How to Build a Pro Forma

Pro forma means to provide in advance. In the business world, pro forma financial statements are prepared prior to major business transactions such as restructuring, capital expenditures, new product development and mergers. The purpose of the pro forma statements is to determine the projected financial position of the company post-transaction. The pro forma is meant to simulate the results of the transaction to determine its risk. Although a great deal of speculation goes in the creation of a pro forma, the financial statements should be based on reliable and quantifiable past experiences when possible.
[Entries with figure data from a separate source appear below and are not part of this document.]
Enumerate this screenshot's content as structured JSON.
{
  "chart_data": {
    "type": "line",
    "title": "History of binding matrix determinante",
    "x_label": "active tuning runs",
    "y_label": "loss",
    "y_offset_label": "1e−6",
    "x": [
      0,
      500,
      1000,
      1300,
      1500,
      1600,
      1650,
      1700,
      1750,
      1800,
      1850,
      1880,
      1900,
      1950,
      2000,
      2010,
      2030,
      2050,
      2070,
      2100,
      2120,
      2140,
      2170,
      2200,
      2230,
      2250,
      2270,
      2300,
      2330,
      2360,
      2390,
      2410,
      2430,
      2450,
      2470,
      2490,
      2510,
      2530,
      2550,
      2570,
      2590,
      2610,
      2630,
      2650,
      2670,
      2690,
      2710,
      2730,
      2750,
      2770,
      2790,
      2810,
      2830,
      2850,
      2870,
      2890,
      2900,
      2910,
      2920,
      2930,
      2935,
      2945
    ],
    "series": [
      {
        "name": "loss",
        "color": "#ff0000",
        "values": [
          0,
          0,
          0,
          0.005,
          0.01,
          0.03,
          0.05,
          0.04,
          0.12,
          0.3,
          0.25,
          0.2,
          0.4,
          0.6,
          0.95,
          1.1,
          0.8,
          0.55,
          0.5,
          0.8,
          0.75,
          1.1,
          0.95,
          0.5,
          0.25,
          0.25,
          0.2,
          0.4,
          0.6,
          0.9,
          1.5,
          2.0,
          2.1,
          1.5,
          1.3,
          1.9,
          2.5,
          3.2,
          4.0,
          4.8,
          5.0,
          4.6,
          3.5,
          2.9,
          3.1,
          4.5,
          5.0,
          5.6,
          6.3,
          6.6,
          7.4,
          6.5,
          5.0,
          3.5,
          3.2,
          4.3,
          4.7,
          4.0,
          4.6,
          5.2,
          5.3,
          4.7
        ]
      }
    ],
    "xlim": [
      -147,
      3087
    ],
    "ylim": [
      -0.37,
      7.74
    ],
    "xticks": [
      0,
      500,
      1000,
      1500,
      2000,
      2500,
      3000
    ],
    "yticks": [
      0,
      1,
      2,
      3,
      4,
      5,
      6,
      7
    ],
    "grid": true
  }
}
Pro forma statements should always be clearly labeled as such.

Instructions

    • 1

      You will need to come up with some projected figures for your cash flow, liabilities, assets and sales volumes. These hypothetical numbers need to be based on real-world examples. Start by researching similar companies within your industry in both your geographic area as well as neighboring areas. Draw from past experiences with similar companies within the industry. You will need a projected sales volume and pricing strategy first. You will also need your current assets and projected liabilities for the period covered by the pro forma. Once you have these figures, it is just a matter of creating the financial statements using the hypothetical information.

    • 2

      Create a cash flow analysis from your projected sales figures and pricing strategy. Start with your beginning cash balance, and add the cash inflow from your projected sales volume. Then you will offset this figure with your projected cash outflows. Be careful not to list future liabilities but only those that will be paid within the period of the cash analysis statement. For instance, if you purchased a truck with a loan, you would include the down payment made within the statement period, not the whole amount owed for the truck.

    • 3

      Once you have solid cash flow analysis figures, you can begin to construct your balance sheet. The balance sheet will consist of three major sections. The sections are assets, liabilities and owners' equity. The assets section of the balance sheet should match the sum of the liabilities and owners' equity sections. The accounting equation is "assets equal liabilities plus owners' equity." The asset section will contain current and noncurrent assets. Current assets will be used within one year. The noncurrent assets will be held for longer than one year. Next, compile the liabilities section of the balance sheet. List your projected expenses as either current or long-term liabilities. Current liabilities will be paid within one year whereas long-term liabilities will be paid in a period that exceeds one year. The difference between the assets and liabilities equals your owners' equity.

    • 4

      The income statement depicts a company's earnings or losses over a period of time. When constructing an income statement, it is important to remember to match the transactions with the cost of doing business within the same period of time. The key components of the income statement are sales revenues, minus cost of goods sold, minus operating expenses, minus that period's taxes paid, plus depreciation and minus losses on discontinued items. The bottom line will provide you with the projected profits or losses.

    • 5

      Your last step will be to provide some overall analysis of the venture. Create a set of key ratio analysis figures. Create a debt-to-equity ratio. This is done by dividing your total liabilities by owners' equity. This determines the projected ability to pay short-term debt. Create a final cash flow statement using the newly created pro forma financial statements. The statement of cash flow will offset your net income with any sales or purchases of assets, dividend activity or bond repayments.

Tips & Warnings

  • Pro forma financial statements look at a project or business transaction over a period of time. You can create a set of pro formas for any time period that your transaction requires. However, the longer period of time that the pro formas cover the more speculative the information becomes. The typical time periods for creating a set of statements are one, two or up to five years.